O Brasil está entre os países com maiores reservas conhecidas de urânio e domina etapas estratégicas do ciclo do combustível nuclear, capacidade restrita a um número limitado de nações.
A discussão ocorre em um momento de retomada do debate sobre energia nuclear no Brasil e no mundo. A fonte voltou a ganhar espaço nas discussões sobre segurança energética por ser capaz de gerar eletricidade de forma contínua, com baixa emissão de carbono e sem depender de condições climáticas, ao contrário de fontes como eólica e solar.

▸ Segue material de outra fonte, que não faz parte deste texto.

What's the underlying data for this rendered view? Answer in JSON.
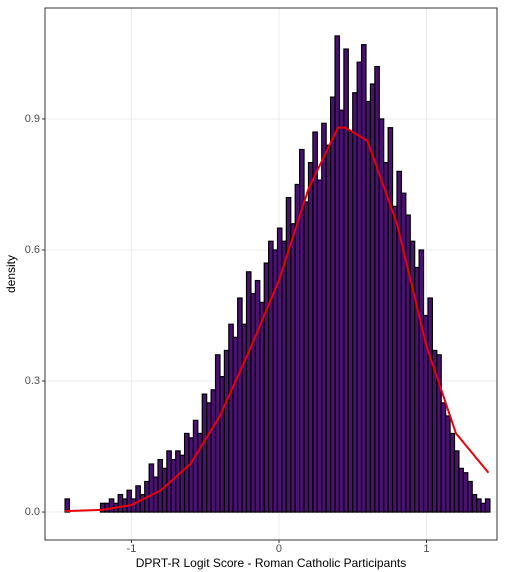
{
  "chart_data": {
    "type": "histogram",
    "x_label": "DPRT-R Logit Score - Roman Catholic Participants",
    "y_label": "density",
    "bins": [
      -1.45,
      -1.42,
      -1.39,
      -1.36,
      -1.33,
      -1.3,
      -1.27,
      -1.24,
      -1.21,
      -1.18,
      -1.15,
      -1.12,
      -1.09,
      -1.06,
      -1.03,
      -1.0,
      -0.97,
      -0.94,
      -0.91,
      -0.88,
      -0.85,
      -0.82,
      -0.79,
      -0.76,
      -0.73,
      -0.7,
      -0.67,
      -0.64,
      -0.61,
      -0.58,
      -0.55,
      -0.52,
      -0.49,
      -0.46,
      -0.43,
      -0.4,
      -0.37,
      -0.34,
      -0.31,
      -0.28,
      -0.25,
      -0.22,
      -0.19,
      -0.16,
      -0.13,
      -0.1,
      -0.07,
      -0.04,
      -0.01,
      0.02,
      0.05,
      0.08,
      0.11,
      0.14,
      0.17,
      0.2,
      0.23,
      0.26,
      0.29,
      0.32,
      0.35,
      0.38,
      0.41,
      0.44,
      0.47,
      0.5,
      0.53,
      0.56,
      0.59,
      0.62,
      0.65,
      0.68,
      0.71,
      0.74,
      0.77,
      0.8,
      0.83,
      0.86,
      0.89,
      0.92,
      0.95,
      0.98,
      1.01,
      1.04,
      1.07,
      1.1,
      1.13,
      1.16,
      1.19,
      1.22,
      1.25,
      1.28,
      1.31,
      1.34,
      1.37,
      1.4,
      1.43
    ],
    "values": [
      0.03,
      0,
      0,
      0,
      0,
      0,
      0,
      0,
      0.02,
      0.02,
      0.03,
      0.02,
      0.04,
      0.03,
      0.05,
      0.03,
      0.06,
      0.04,
      0.07,
      0.11,
      0.08,
      0.12,
      0.1,
      0.14,
      0.12,
      0.14,
      0.13,
      0.18,
      0.17,
      0.21,
      0.18,
      0.27,
      0.25,
      0.28,
      0.36,
      0.31,
      0.37,
      0.43,
      0.4,
      0.49,
      0.43,
      0.55,
      0.5,
      0.53,
      0.48,
      0.57,
      0.62,
      0.6,
      0.65,
      0.62,
      0.72,
      0.66,
      0.75,
      0.83,
      0.71,
      0.8,
      0.87,
      0.76,
      0.89,
      0.84,
      0.95,
      1.09,
      0.92,
      1.06,
      0.87,
      0.96,
      1.03,
      1.07,
      0.94,
      0.98,
      1.02,
      0.9,
      0.8,
      0.88,
      0.7,
      0.78,
      0.73,
      0.68,
      0.62,
      0.56,
      0.6,
      0.45,
      0.49,
      0.37,
      0.36,
      0.25,
      0.22,
      0.18,
      0.14,
      0.1,
      0.09,
      0.07,
      0.04,
      0.03,
      0.02,
      0.03
    ],
    "color": "#4a1170",
    "edge_color": "#000000",
    "density_curve": {
      "color": "#e8000b",
      "x": [
        -1.45,
        -1.2,
        -1.0,
        -0.8,
        -0.6,
        -0.4,
        -0.2,
        0,
        0.2,
        0.4,
        0.45,
        0.6,
        0.8,
        1.0,
        1.2,
        1.42
      ],
      "values": [
        0.002,
        0.005,
        0.016,
        0.05,
        0.11,
        0.22,
        0.37,
        0.53,
        0.74,
        0.88,
        0.88,
        0.85,
        0.66,
        0.38,
        0.18,
        0.09
      ]
    },
    "xlim": [
      -1.586,
      1.478
    ],
    "ylim": [
      -0.064,
      1.154
    ],
    "xticks": [
      -1,
      0,
      1
    ],
    "yticks": [
      {
        "value": 0,
        "label": "0.0"
      },
      0.3,
      0.6,
      0.9
    ],
    "grid": true
  }
}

Esse debate também passou a ser impulsionado pela expansão de data centers, estruturas que consomem grandes volumes de energia de forma ininterrupta. Com o avanço da inteligência artificial, grandes empresas de tecnologia têm buscado fontes firmes e de baixa emissão para sustentar a demanda crescente por eletricidade, o que recolocou a energia nuclear no radar de governos e investidores.
No Brasil, o tema também tem ligação direta com a defesa. A Marinha conduz o Programa Nuclear da Marinha, que inclui o desenvolvimento do submarino de propulsão nuclear, considerado um dos projetos estratégicos das Forças Armadas. Integrantes da Marinha já defenderam publicamente a importância do programa para ampliar a capacidade de dissuasão e proteger áreas marítimas estratégicas do país, como a chamada Amazônia Azul.